Williamstown Theatre Festival, Williamstown, MA
through July 31, 2016
by Barbara Stroup
|Photograph Daniel Rader|
Within the brief span of “Romance Novels for Dummies” playwright Boo Killebrew uses her facility for dialogue to help the audience consider both serious and comedic life issues: how to survive loss, how to parent alone, how to heal and maintain a sibling’s love, and how to be oneself. And one more thing that requires survival skills – a surprise visit from the in-laws. In this premiere at Williamstown Theatre Festival, the actors deliver all these themes with a quick pace – there is no time to get mired down in one before the next one comes along. It all works splendidly with this well-tuned ensemble and well-crafted play.
High kudos to the principals, Mary Wiseman and Ashley Austin Morris, who both shine as the sisters, Liz and Bernie. Struggling to make life work after tragedy and to overcome an old rift is only part of their challenge in contemporary New York, where Bernie’s comfortable free-spiritedness and Liz’s old school innocence collide. They are equally determined to love and to make a life for Liz’s daughter but the path to that goal is full of glitches. Ms. Wiseman’s “melt-down” brought tears. Justin Long rises to the challenge of playing three of Liz’s blind dates, most comically as the “personal trainer” and most caringly as Myron. As the in-laws, Andrew Weems and Connie Ray both bring a perfect balance of interference and loving in their all-too-brief appearances.
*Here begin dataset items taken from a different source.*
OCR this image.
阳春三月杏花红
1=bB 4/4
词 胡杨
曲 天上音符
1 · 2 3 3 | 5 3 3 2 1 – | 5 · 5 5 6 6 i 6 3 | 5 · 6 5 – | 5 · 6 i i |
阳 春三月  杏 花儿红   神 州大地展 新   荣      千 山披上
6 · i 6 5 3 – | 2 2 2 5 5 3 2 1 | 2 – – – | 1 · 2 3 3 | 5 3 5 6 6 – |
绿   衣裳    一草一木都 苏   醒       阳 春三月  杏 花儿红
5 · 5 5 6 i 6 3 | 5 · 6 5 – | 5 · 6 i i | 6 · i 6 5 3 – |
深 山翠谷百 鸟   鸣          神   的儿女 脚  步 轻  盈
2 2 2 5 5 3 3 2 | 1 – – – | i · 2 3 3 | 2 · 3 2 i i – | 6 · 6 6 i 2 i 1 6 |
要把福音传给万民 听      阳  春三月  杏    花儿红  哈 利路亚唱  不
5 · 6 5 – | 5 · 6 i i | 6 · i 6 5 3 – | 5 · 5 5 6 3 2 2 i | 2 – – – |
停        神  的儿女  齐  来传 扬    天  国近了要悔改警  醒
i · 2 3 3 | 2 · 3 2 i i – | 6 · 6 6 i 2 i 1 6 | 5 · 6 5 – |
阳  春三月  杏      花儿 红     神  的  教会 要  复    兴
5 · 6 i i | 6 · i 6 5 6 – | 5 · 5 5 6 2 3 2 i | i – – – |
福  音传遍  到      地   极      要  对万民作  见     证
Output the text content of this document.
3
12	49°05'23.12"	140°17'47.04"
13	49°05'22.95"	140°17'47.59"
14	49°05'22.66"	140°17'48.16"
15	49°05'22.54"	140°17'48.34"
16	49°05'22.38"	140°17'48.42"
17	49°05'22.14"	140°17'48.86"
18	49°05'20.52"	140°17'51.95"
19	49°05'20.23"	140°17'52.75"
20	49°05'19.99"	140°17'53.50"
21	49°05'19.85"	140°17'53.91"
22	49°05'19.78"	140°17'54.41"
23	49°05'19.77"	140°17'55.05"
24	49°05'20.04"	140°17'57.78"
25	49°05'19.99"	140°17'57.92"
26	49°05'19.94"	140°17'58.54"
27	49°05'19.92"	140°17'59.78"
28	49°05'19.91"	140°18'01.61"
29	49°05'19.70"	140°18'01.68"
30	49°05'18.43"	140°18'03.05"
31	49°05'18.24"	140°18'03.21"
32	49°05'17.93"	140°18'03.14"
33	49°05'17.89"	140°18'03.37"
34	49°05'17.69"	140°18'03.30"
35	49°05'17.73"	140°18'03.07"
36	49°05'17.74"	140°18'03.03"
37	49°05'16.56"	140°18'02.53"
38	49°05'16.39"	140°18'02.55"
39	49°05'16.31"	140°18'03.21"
This premiere presentation fulfills the expectation of excellence that audiences hold for Williamstown Theatre Festival. The stage and set are used well, but lighting deserves special mention. A wall of bookcases in front of a larger “brick” wall of neighboring apartment windows sets both the urban and domestic scenes and provides intriguing variations in lighting effects.
Boo Killebrew achieves the ultimate: the audience is left wanting to know the rest of the story, to follow these characters through the next stages of their lives and especially to hear more from this new playwright.